This is the last in a series of three blogposts about the first year of the new Investigations & Reporting team, a small group of software developers embedded in the Guardian newsroom. You can read about our work on environmental reporting here and election coverage here.
In May 2020 the Guardian turned its attention to a new strand of reporting: the scrutiny of high value public sector contracts awarded without the usual competitive tender, justified by a legislative clause that provides for direct awards in emergency circumstances. As the government responded to the Covid public health crisis, it had to compete in a market distorted by the pandemic and the choices it made under such pressure were beginning to raise questions. Now working from home, we began collaborating with the editorial investigations team to ascertain which companies were profiting most from the situation.
There were two relevant sources of public data. The first, Contracts Finder, is a gov.uk service publishing contracts over £10,000 but limited to England. The second, Tenders Electronic Daily (hereafter TED) is an EU service with a higher minimum threshold (typically €139,000) but covering the entire UK. For the first story on this topic, we made use of both. As with previous projects involving Facebook Ads, we wrote scripts that queried APIs and turned the data into spreadsheets. These spreadsheets allowed Rob Evans and Juliette Garside to sort and group the data to identify a Top 10 ranking of the biggest winners from the state’s largesse under duress.
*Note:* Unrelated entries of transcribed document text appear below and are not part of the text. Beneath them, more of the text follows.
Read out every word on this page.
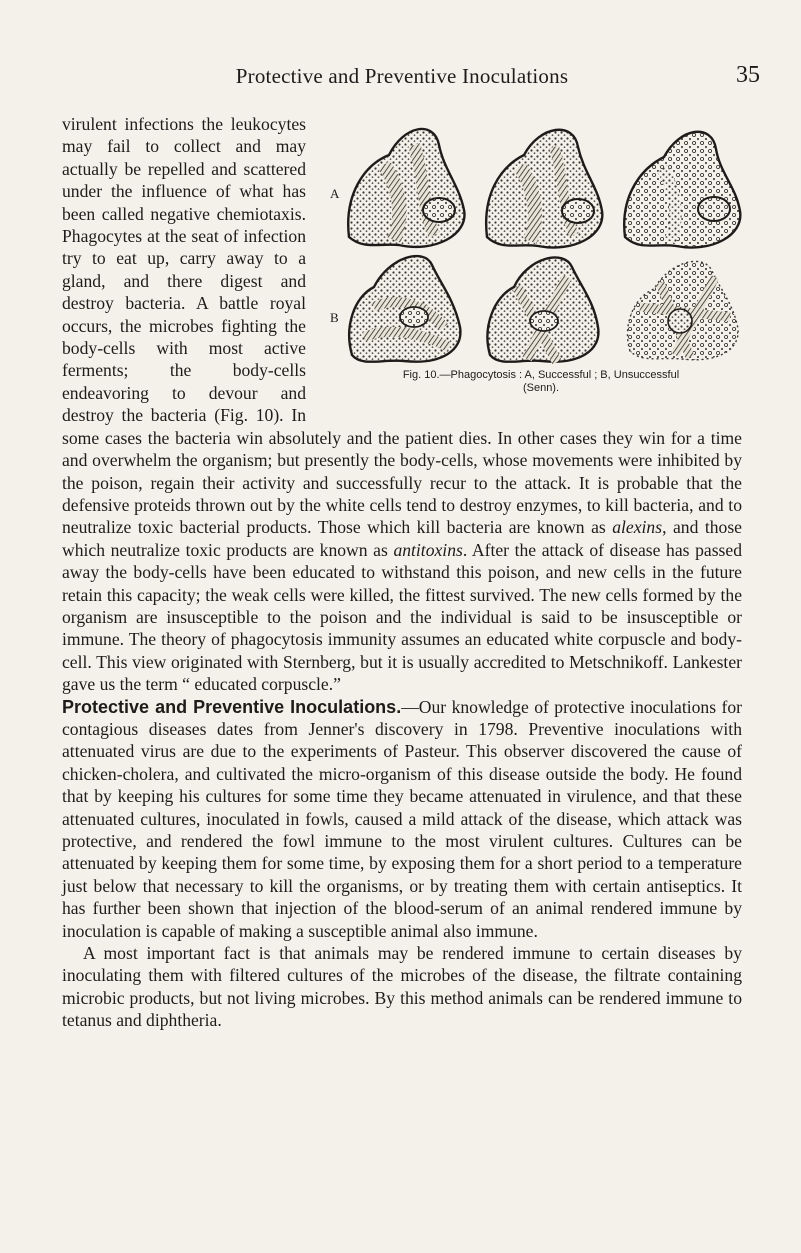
Protective and Preventive Inoculations	35
A
B
Fig. 10.—Phagocytosis : A, Successful ; B, Unsuccessful
(Senn).

virulent infections the leukocytes may fail to collect and may actually be repelled and scattered under the influence of what has been called negative chemiotaxis. Phagocytes at the seat of infection try to eat up, carry away to a gland, and there digest and destroy bacteria. A battle royal occurs, the microbes fighting the body-cells with most active ferments; the body-cells endeavoring to devour and destroy the bacteria (Fig. 10). In some cases the bacteria win absolutely and the patient dies. In other cases they win for a time and overwhelm the organism; but presently the body-cells, whose movements were inhibited by the poison, regain their activity and successfully recur to the attack. It is probable that the defensive proteids thrown out by the white cells tend to destroy enzymes, to kill bacteria, and to neutralize toxic bacterial products. Those which kill bacteria are known as alexins, and those which neutralize toxic products are known as antitoxins. After the attack of disease has passed away the body-cells have been educated to withstand this poison, and new cells in the future retain this capacity; the weak cells were killed, the fittest survived. The new cells formed by the organism are insusceptible to the poison and the individual is said to be insusceptible or immune. The theory of phagocytosis immunity assumes an educated white corpuscle and body-cell. This view originated with Sternberg, but it is usually accredited to Metschnikoff. Lankester gave us the term “ educated corpuscle.”

Protective and Preventive Inoculations.—Our knowledge of protective inoculations for contagious diseases dates from Jenner's discovery in 1798. Preventive inoculations with attenuated virus are due to the experiments of Pasteur. This observer discovered the cause of chicken-cholera, and cultivated the micro-organism of this disease outside the body. He found that by keeping his cultures for some time they became attenuated in virulence, and that these attenuated cultures, inoculated in fowls, caused a mild attack of the disease, which attack was protective, and rendered the fowl immune to the most virulent cultures. Cultures can be attenuated by keeping them for some time, by exposing them for a short period to a temperature just below that necessary to kill the organisms, or by treating them with certain antiseptics. It has further been shown that injection of the blood-serum of an animal rendered immune by inoculation is capable of making a susceptible animal also immune.

A most important fact is that animals may be rendered immune to certain diseases by inoculating them with filtered cultures of the microbes of the disease, the filtrate containing microbic products, but not living microbes. By this method animals can be rendered immune to tetanus and diphtheria.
Both the Contracts Finder and TED APIs had their quirks. Of the two, Contracts Finder was the easier to use and better documented, but TED offered greater flexibility through its “expert search” and was more comprehensive, covering all of the UK. As big contracts continued to be awarded without tender to companies with political connections or dubious prior expertise in the field, we decided to invest further work in our TED scraper. We rewrote the scraper to run daily as an AWS Fargate task and to talk directly to the Google Sheets API, creating a well-formatted spreadsheet of the day’s new Covid-related contracts without any repetitive manual steps like uploading a CSV file.

As the months went by and story after story about Covid contracts was published, it became clear that there were two ways that technology was helping.
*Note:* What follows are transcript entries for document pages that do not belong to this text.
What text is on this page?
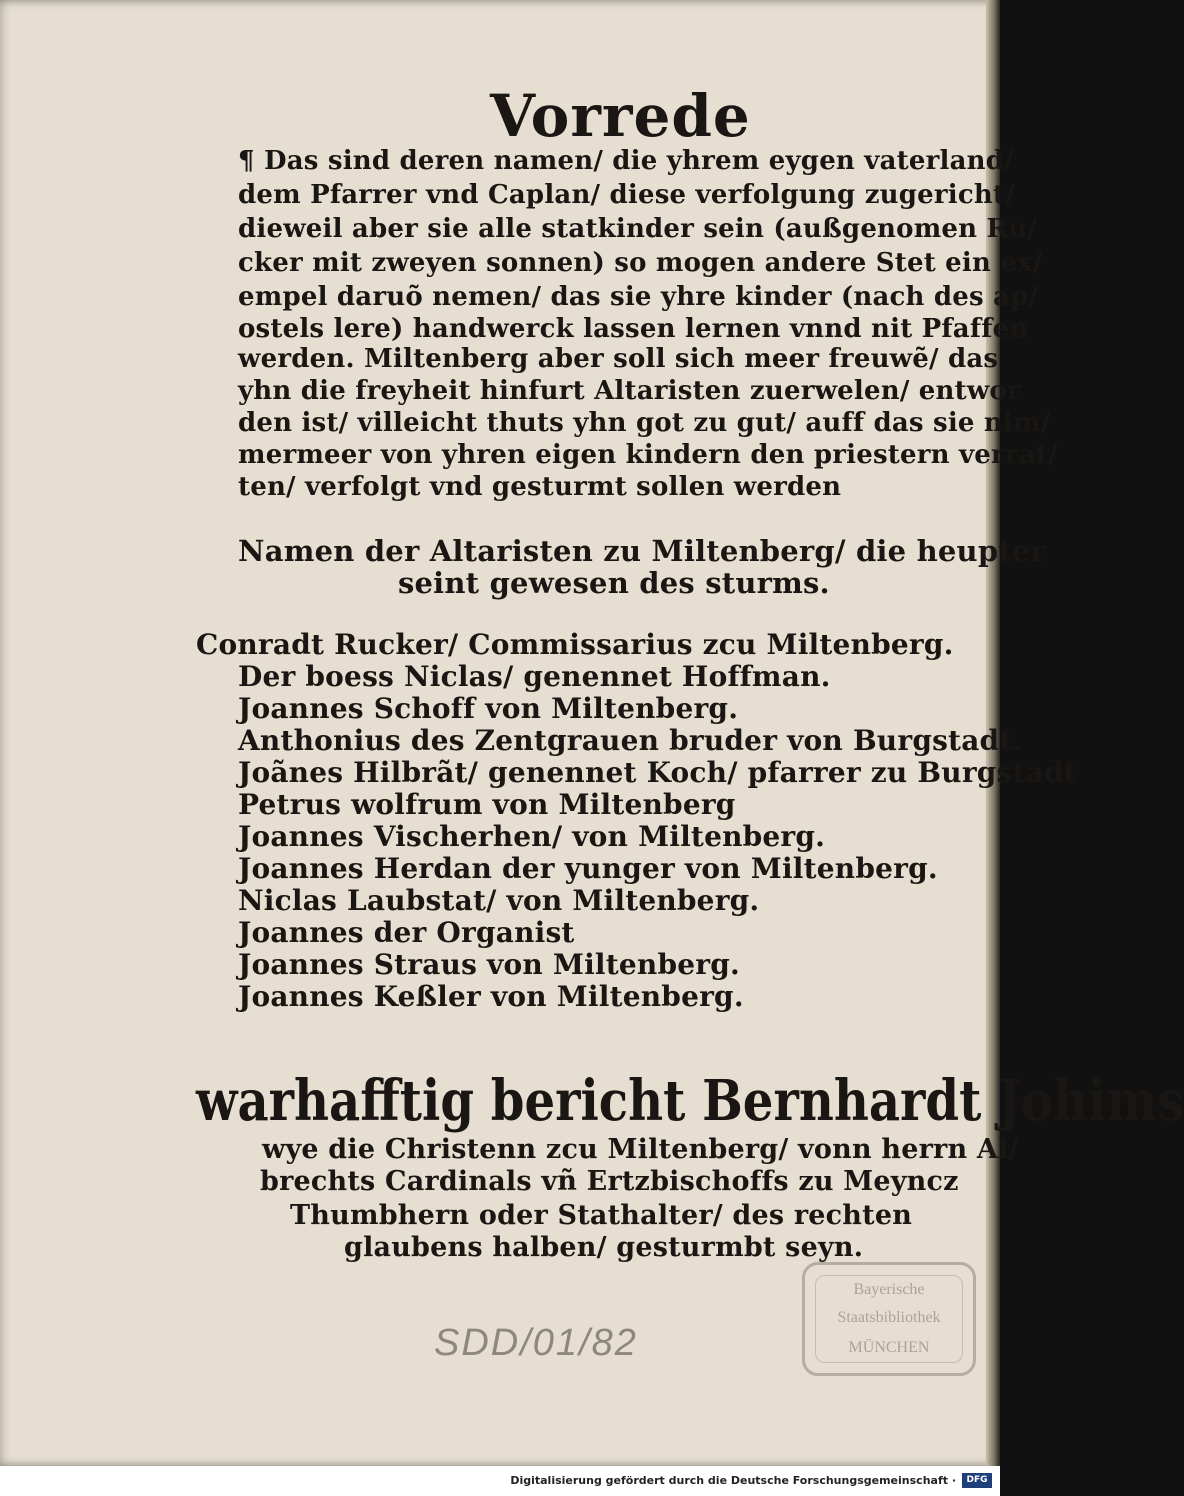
Vorrede
¶ Das sind deren namen/ die yhrem eygen vaterland/
dem Pfarrer vnd Caplan/ diese verfolgung zugericht/
dieweil aber sie alle statkinder sein (außgenomen Ru/
cker mit zweyen sonnen) so mogen andere Stet ein ex/
empel daruõ nemen/ das sie yhre kinder (nach des ap/
ostels lere) handwerck lassen lernen vnnd nit Pfaffen
werden. Miltenberg aber soll sich meer freuwẽ/ das
yhn die freyheit hinfurt Altaristen zuerwelen/ entwor
den ist/ villeicht thuts yhn got zu gut/ auff das sie nim/
mermeer von yhren eigen kindern den priestern verrat/
ten/ verfolgt vnd gesturmt sollen werden
Namen der Altaristen zu Miltenberg/ die heupter
seint gewesen des sturms.
Conradt Rucker/ Commissarius zcu Miltenberg.
Der boess Niclas/ genennet Hoffman.
Joannes Schoff von Miltenberg.
Anthonius des Zentgrauen bruder von Burgstadt.
Joãnes Hilbrãt/ genennet Koch/ pfarrer zu Burgstadt
Petrus wolfrum von Miltenberg
Joannes Vischerhen/ von Miltenberg.
Joannes Herdan der yunger von Miltenberg.
Niclas Laubstat/ von Miltenberg.
Joannes der Organist
Joannes Straus von Miltenberg.
Joannes Keßler von Miltenberg.
warhafftig bericht Bernhardt Johims
wye die Christenn zcu Miltenberg/ vonn herrn Al/
brechts Cardinals vñ Ertzbischoffs zu Meyncz
Thumbhern oder Stathalter/ des rechten
glaubens halben/ gesturmbt seyn.
Bayerische
Staatsbibliothek
MÜNCHEN
SDD/01/82
Digitalisierung gefördert durch die Deutsche Forschungsgemeinschaft ·	DFG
The first was generating leads. Getting a daily digest of the latest government contracts allowed us to be quick off the mark reporting on those of particular public interest. One success of this approach was a story about Randox, where Juliette Garside combined an alert from our spreadsheet with her knowledge of the political context and wrote up the story before any other news organisation had reported it.
The second was turning a lead into a story by verifying it and fleshing it out with relevant contextual data. One particularly good example of this was the Uniserve story – our TED scraper, Contracts Finder scraper, and Giant all came together to supply crucial facts for the article.
It’s worth diving a little deeper into how these tools all came into play for that story. First, Guardian journalists David Conn and Simon Goodley wanted to look for contracts where Uniserve was mentioned as the courier, to confirm reports that Uniserve had been given responsibility for a significant proportion of PPE freight. For this, we turned to our little-used Contracts Finder scraper, because unlike TED, Contracts Finder often provides links to the full contract documents. Once we had given the scraper the Puppeteer-powered capability to download contract documents, we uploaded them to Giant, which was built to extract searchable text from a huge variety of document formats (including scanned documents needing OCR). Now we could search for “Uniserve” and confirm that many of the PPE contracts awarded to other companies did indeed mention them as a courier.
The next step was to find out the total value of Uniserve’s contracts and how that compared with other companies. For this, we wanted the UK-wide TED data. We used our script to create a Google Sheet of all Covid-related contracts since the start of the pandemic, added some GOOGLEFINANCE() magic to convert currencies to GBP, and created a Pivot Table to add up awards for each company. Remarkably, Uniserve topped the list.

The story behind this story demonstrates the interplay between journalists’ sources, public data APIs, homegrown and third-party tools, and the complementary skill sets of journalists and software engineers. But it was only one of many such stories in 2020. Taken together, they show even more clearly what can be achieved when the two cultures coalesce to hold power to account.